Лекарь скорбно промолчал. Иль не ясно — где? На том свете.
— Что же… Тогда прости, Жира. — Юрий Всеволодович забирался в седло медленно, не смог сразу поймать носком сапога левое стремя. Наконец грузно взвалился на лошадиный хребет.
— Не оклемался ты еще, княже, для долгой скачи, — сказал лекарь.
— Да ну, из-за какого-то протыка на руке? — Сейчас, как никогда, хотелось чувствовать себя молодцеватым, забыть о тяжести лет и телесных уязвлениях.
— Не токмо на руке, — возразил вредный лекарь, — погляди на шелом свой. Ha-ко, погляди, погляди! Видишь, вмятина? Теперь темечко свое пощупай. Ага? Хорош прибыток? Тебе лежать надобно с неделю, не мене. Государь, сделай, как я тебе говорил, а?
Да кто ты такой, чтоб государю советы давать? Боярин, что ли? Но злость на него совсем прошла. С седла он показался таким низеньким, лицо жалобное. В конце концов, все он говорил любя, и Юрий Всеволодович знал это. Вздохнув, он пощупал темя — больно и влажно.
— Мокрота какая-то… кровь нешто?
— Не, притирание мое. А ошеломило тебя сильно, обмер ты до беспамятства, долго будет голова болеть. Нельзя тебе в седле трястись и мечом рубить нельзя.
— Ну, все ты мне запрещаешь!
— Слова можешь говорить, — разрешил лекарь. — Но потихоньку говори, не разъяряясь.
Глаза у обоих потеплели.
— Ha-ко тебе мою жуковину с яхонтом. — Юрий Всеволодович стащил с пальца толстый перстень.
— Заче-ем, ты что? — растерянно протянул лекарь.
— Благодарность моя, что помог.
— Не надо, я только травы собираю да снадобья готовлю. А исцеляет Господь.
— Ну, тогда на память обо мне возьми.
— На память, ладно, возьму.
— А за язвы свои я с татарами разочтусь щедро.
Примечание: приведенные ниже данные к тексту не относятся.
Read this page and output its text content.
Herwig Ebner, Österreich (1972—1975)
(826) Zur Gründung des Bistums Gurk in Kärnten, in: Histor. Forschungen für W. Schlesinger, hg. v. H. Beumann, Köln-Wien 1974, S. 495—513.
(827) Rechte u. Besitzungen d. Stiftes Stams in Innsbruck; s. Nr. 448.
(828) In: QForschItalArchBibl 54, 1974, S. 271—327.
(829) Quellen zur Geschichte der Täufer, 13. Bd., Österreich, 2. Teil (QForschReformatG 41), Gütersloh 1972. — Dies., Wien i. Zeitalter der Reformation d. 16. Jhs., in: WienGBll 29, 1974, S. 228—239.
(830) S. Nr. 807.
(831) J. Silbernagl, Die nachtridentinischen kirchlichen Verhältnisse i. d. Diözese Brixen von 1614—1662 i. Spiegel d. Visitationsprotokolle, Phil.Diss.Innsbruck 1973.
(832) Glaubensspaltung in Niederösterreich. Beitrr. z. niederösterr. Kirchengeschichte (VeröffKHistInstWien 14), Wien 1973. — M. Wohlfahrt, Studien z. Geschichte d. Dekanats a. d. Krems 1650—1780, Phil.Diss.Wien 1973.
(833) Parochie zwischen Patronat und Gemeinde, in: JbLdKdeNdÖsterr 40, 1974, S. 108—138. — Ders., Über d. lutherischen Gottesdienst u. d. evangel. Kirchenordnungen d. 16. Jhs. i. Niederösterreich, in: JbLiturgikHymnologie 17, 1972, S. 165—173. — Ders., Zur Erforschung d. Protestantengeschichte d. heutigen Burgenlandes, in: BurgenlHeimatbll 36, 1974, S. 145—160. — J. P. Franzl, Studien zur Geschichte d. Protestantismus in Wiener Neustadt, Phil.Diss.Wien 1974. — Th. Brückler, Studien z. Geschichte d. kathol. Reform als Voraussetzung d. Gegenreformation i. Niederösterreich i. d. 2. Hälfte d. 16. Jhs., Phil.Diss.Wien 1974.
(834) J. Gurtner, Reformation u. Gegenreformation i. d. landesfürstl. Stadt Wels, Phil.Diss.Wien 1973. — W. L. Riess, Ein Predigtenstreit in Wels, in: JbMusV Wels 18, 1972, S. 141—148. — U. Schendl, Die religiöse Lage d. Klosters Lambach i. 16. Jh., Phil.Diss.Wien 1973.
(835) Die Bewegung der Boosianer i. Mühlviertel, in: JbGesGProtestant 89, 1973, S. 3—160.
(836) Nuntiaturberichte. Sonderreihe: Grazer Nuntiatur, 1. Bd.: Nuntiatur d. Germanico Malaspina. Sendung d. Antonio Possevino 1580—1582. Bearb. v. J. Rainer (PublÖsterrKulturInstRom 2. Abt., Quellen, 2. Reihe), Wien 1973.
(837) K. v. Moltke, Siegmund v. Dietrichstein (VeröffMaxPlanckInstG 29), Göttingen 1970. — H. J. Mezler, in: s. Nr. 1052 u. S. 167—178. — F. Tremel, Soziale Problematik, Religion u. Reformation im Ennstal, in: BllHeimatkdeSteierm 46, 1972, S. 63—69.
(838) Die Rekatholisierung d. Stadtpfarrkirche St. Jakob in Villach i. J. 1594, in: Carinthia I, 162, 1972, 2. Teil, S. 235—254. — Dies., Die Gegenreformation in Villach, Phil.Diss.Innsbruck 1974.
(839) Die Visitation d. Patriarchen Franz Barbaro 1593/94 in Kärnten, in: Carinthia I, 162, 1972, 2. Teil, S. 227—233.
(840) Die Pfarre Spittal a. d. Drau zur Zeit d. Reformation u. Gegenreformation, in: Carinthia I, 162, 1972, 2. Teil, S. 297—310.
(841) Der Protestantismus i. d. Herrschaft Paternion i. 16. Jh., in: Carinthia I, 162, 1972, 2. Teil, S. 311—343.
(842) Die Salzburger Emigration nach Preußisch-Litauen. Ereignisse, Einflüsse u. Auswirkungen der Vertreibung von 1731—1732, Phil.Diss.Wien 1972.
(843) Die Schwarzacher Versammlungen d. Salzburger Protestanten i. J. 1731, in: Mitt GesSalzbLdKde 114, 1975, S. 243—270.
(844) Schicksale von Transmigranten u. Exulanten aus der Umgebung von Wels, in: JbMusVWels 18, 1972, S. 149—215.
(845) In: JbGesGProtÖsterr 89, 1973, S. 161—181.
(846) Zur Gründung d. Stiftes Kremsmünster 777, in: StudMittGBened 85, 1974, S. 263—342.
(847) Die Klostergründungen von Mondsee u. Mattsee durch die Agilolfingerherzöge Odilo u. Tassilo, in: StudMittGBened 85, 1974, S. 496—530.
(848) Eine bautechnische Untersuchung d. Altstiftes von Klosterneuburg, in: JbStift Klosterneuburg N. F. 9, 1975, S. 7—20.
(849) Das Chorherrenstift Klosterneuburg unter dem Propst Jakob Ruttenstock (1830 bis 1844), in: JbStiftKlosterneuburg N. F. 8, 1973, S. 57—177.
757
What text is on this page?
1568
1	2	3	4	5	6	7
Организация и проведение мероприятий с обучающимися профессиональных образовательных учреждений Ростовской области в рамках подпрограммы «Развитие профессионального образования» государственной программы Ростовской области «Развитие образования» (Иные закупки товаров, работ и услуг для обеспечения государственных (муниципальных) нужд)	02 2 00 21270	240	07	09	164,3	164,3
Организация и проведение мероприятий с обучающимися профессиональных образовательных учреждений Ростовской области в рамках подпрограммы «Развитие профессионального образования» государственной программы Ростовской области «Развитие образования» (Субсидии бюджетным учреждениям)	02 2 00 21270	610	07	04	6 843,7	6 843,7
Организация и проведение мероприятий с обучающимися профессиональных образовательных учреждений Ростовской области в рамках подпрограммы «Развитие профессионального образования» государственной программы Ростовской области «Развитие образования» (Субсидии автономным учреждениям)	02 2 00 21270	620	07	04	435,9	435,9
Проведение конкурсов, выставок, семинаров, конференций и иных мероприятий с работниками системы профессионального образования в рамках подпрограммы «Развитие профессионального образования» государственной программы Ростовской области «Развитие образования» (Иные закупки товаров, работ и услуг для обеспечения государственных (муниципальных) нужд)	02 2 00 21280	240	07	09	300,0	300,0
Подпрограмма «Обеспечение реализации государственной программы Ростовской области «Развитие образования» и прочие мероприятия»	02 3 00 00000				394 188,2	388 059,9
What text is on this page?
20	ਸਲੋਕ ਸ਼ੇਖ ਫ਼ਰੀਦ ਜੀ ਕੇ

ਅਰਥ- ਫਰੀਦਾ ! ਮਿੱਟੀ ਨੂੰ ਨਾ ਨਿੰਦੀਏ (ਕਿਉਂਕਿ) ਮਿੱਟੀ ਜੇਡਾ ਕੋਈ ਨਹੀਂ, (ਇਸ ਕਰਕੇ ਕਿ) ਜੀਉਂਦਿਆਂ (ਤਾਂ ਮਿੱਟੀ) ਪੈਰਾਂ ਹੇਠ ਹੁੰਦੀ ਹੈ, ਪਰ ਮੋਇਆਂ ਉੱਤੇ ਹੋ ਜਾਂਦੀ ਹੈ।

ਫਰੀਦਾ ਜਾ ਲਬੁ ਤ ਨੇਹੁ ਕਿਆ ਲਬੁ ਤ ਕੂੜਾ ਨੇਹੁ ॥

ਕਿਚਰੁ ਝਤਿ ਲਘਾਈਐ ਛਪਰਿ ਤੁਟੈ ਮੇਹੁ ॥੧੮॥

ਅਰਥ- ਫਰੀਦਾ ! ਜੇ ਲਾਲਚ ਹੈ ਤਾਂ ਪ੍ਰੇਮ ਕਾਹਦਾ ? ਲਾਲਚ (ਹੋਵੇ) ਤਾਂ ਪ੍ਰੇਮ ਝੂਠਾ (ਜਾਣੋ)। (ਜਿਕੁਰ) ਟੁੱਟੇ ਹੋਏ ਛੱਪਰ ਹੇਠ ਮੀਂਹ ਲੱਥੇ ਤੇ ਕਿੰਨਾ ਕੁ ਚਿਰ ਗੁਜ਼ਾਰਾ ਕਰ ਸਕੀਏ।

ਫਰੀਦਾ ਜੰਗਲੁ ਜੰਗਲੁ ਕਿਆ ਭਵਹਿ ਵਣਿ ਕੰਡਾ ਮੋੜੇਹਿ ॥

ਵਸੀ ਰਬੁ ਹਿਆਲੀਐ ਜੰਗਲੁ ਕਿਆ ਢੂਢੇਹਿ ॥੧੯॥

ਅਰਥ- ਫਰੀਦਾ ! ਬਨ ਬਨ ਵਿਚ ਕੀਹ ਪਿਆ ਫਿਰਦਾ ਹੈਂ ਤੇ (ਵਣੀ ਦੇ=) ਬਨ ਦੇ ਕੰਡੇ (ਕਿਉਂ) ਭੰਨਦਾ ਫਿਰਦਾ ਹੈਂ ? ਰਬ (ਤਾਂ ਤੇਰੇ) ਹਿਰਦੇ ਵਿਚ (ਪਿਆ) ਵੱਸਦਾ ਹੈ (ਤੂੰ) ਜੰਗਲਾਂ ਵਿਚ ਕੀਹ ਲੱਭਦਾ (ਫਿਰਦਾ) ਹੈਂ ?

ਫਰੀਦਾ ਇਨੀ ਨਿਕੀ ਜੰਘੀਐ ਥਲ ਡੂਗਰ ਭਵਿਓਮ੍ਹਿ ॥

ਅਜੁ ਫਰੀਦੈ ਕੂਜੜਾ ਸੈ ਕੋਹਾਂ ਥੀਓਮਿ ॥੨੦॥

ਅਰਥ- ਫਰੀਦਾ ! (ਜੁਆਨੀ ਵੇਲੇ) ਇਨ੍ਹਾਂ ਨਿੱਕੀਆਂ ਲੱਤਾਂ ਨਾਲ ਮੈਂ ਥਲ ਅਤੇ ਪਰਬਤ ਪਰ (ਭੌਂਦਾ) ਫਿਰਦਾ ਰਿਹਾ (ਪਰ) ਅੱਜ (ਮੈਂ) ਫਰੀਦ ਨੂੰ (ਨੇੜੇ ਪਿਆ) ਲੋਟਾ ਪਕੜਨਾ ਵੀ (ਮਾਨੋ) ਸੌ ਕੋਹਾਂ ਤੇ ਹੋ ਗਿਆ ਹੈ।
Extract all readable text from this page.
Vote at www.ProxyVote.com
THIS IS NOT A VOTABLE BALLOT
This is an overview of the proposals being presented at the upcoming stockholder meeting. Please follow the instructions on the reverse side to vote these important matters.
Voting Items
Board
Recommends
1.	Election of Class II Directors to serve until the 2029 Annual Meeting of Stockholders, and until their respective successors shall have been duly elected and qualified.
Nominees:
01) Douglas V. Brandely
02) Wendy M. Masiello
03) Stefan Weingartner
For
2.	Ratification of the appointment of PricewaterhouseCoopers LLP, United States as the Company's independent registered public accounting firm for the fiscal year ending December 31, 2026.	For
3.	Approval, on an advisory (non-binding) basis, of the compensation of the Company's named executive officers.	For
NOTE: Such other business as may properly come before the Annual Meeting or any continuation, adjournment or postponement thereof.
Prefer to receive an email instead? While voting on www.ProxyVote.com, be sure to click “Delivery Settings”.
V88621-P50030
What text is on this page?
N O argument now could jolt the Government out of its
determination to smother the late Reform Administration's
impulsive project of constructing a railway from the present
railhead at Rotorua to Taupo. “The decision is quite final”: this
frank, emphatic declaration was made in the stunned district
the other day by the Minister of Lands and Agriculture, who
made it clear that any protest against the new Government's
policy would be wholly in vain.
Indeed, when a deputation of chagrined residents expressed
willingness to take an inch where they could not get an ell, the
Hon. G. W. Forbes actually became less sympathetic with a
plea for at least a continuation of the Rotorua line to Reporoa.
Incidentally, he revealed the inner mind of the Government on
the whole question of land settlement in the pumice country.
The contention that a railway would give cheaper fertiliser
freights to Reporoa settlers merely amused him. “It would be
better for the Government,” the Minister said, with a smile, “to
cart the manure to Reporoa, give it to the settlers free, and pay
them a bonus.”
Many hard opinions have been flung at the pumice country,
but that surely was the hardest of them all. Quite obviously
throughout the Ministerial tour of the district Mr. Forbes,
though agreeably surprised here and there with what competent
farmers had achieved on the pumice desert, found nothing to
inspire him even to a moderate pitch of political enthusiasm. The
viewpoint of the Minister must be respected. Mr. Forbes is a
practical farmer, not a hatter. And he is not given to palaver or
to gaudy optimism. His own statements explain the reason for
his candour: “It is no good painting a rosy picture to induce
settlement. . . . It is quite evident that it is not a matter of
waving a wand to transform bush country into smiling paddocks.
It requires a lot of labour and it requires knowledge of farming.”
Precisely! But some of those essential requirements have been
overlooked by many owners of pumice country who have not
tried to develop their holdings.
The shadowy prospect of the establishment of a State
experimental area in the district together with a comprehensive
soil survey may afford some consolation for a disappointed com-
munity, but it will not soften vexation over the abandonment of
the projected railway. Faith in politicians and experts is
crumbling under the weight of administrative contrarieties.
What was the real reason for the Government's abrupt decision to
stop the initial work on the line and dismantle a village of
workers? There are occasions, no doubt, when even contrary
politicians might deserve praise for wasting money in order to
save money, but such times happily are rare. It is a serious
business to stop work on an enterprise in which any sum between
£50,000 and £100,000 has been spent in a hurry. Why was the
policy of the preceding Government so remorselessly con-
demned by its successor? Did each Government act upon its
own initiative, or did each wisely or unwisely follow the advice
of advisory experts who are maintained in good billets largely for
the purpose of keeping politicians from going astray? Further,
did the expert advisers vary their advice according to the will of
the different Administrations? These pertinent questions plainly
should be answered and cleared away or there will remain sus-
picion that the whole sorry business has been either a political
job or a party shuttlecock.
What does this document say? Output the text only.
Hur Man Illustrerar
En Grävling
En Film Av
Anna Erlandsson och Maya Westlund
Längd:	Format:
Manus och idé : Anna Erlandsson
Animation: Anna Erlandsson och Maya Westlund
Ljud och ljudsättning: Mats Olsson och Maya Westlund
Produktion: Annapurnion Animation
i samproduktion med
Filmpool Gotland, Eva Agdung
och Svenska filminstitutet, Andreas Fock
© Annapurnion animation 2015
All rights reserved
Чую, недалече они.
— Поберег бы ты себя, — без надежды все-таки еще раз попросил лекарь.
— Ты можешь перестать людей лечить?
— Не могу. Я предназначен.
— А я к чему предназначен, как думаешь? Бросить разгромленное войско и укрыться в безопасии? Так что прощай, знахарь!
Юрий Всеволодович поправил на голове шлем, поморщившись от боли, проверил надежность паверзей — застежек и завязок под подбородком.
— А то ведь еще не поздно вослед князю Святославу… — робко пробормотал лекарь, поворачивая перстень на пальце. — Что скажу, если спросят, где взял?
— Замолчь! Никто тебя ничего не спросит.
Ходкой рысью Юрий Всеволодович одолел подъем, подравнялся с ожидавшими его дружинниками.
— Лекарь наущает меня за князем Святославом вдогон идти. А я хочу татар искать. Со мною ли вы?
— Вестимо, государь! — готовно отозвался Анисим Хват, радуясь видеть великого князя.
Молодые мечники вразнобой поддержали:
— Как же? Не подобает рукава висящие на землю опустить и тако топтаться!
— Чай, мы тебе крест целовали на верность.
Юрий Всеволодович и не ждал других слов, но все-таки твердость и решимость соратников придала ему силы и укрепила.
— Но где теперь татары, которые нас тут побили?
— А во-она, где пожарище.
— Уж не вы ли всемером их погнали?
— Куды нам! Тут такое приключилось… Прискакали с дымами — это, мы догадались, вестовщики такие, за подмогой примчались. Махали дымами и кричали что-то. Только одно слово мы разобрали: «Бурундай».
— Главный воевода у Батыя. Куда ж им подмога потребовалась?
— Не слышишь рази, что за бором деется?
Юрий Всеволодович прислушался, удивляясь, как он до сих пор не уловил явственного гула ожесточенной сечи.
— Князь Василько?
— Надо быть, он.
— За мной!
Лекарь сидел на снегу и осенял частым крестом удалявшихся всадников.
Юрий Всеволодович вел дружинников кружным путем, чтобы обойти лесной пожар с наветренной стороны, собрать по пути рассеянных и бежавших ратников и, главное, застать татар врасплох, напав на них, откуда они не ждали.
Шли уторопленной метью, молча и приглядчиво. Каждого вновь охватывал внутренний холодок. Уже близка была новая кровавая расправа. Каждый знал, за что будет драться, за что умирать.
Как в годы благоденствия Руси, так и нынче в миг ее страшного падения Юрий Всеволодович чувствовал, что душа и тело его были одно не только с близкими — родными, друзьями, боевыми соратниками, но и с теми неведомыми ему людьми, которые вверили ему свою жизнь, призвали его на владимирском вече вол одеть и править, целовали ему крест и называли господином.